Chez les musiciens (du XVIII° siècle à nos jours), par Adolphe BosCHOT (Plon, 7 fr. 50). L'auteur de ces pages agréables et nourries estime que le compositeur se retrouve dans la musique, et que, pour les bien comprendre, il faut essayer de les expliquer l'un par l'autre. Un opéra de Mozart s'éclaircit par les lettres du maître à sa famille. L'âme souriante de Méhul se révèle dans le plan et l'instrumentation d'une de ses symphonies. M. Boschot réduit ainsi la part de l'esthétique, de la fantaisie, de la critique brillante au profit des réalités précises et substantielles de la biographie. Excellente méthode, qui nous a valu les trois volumes de l'Histoire d'un romantique et qui, Chez les musiciens, groupe des idées et des faits nouveaux sur Mozart et Wagner, Weber et d'Indy, Monsigny et Rabaud. L'auteur nous doit une nouvelle série, qui ne s'en tiendra pas seulement aux grandes vedettes et pénétrera, même au prix de quelques vertes critiques, chez les compositeurs d'avantgarde, où se révèleront peut-être les maîtres de demain. H. C.

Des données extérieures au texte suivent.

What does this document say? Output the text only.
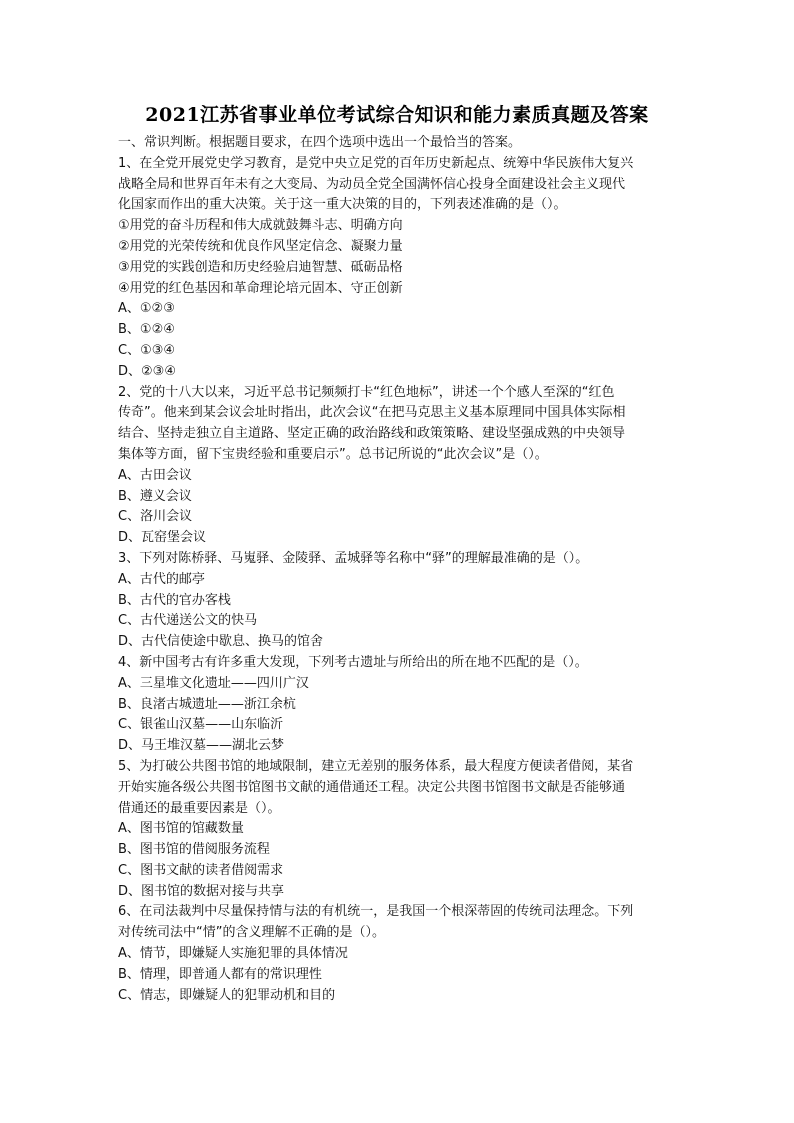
2021江苏省事业单位考试综合知识和能力素质真题及答案
一、常识判断。根据题目要求，在四个选项中选出一个最恰当的答案。
1、在全党开展党史学习教育，是党中央立足党的百年历史新起点、统筹中华民族伟大复兴
战略全局和世界百年未有之大变局、为动员全党全国满怀信心投身全面建设社会主义现代
化国家而作出的重大决策。关于这一重大决策的目的，下列表述准确的是（）。
①用党的奋斗历程和伟大成就鼓舞斗志、明确方向
②用党的光荣传统和优良作风坚定信念、凝聚力量
③用党的实践创造和历史经验启迪智慧、砥砺品格
④用党的红色基因和革命理论培元固本、守正创新
A、①②③
B、①②④
C、①③④
D、②③④
2、党的十八大以来，习近平总书记频频打卡“红色地标”，讲述一个个感人至深的“红色
传奇”。他来到某会议会址时指出，此次会议“在把马克思主义基本原理同中国具体实际相
结合、坚持走独立自主道路、坚定正确的政治路线和政策策略、建设坚强成熟的中央领导
集体等方面，留下宝贵经验和重要启示”。总书记所说的“此次会议”是（）。
A、古田会议
B、遵义会议
C、洛川会议
D、瓦窑堡会议
3、下列对陈桥驿、马嵬驿、金陵驿、孟城驿等名称中“驿”的理解最准确的是（）。
A、古代的邮亭
B、古代的官办客栈
C、古代递送公文的快马
D、古代信使途中歇息、换马的馆舍
4、新中国考古有许多重大发现，下列考古遗址与所给出的所在地不匹配的是（）。
A、三星堆文化遗址——四川广汉
B、良渚古城遗址——浙江余杭
C、银雀山汉墓——山东临沂
D、马王堆汉墓——湖北云梦
5、为打破公共图书馆的地域限制，建立无差别的服务体系，最大程度方便读者借阅，某省
开始实施各级公共图书馆图书文献的通借通还工程。决定公共图书馆图书文献是否能够通
借通还的最重要因素是（）。
A、图书馆的馆藏数量
B、图书馆的借阅服务流程
C、图书文献的读者借阅需求
D、图书馆的数据对接与共享
6、在司法裁判中尽量保持情与法的有机统一，是我国一个根深蒂固的传统司法理念。下列
对传统司法中“情”的含义理解不正确的是（）。
A、情节，即嫌疑人实施犯罪的具体情况
B、情理，即普通人都有的常识理性
C、情志，即嫌疑人的犯罪动机和目的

Les Principes de la Théosophie, par Th. MAINAGE (éd. de la Revue des Jeunes, 8 francs). - Après avoir esquissé l'histoire positive du spiritisme dans son livre sur la Religion Spirite, le Père Mainage entreprend la critique des principes. Il arrive à cette tâche muni des armes doubles de la science et de la Théologie. On ne s'étonnera point qu'il triomphe aisément de doctrines où s'est inscrite la part la plus ample de la faiblesse mentale d'aujourd'hui. G. T.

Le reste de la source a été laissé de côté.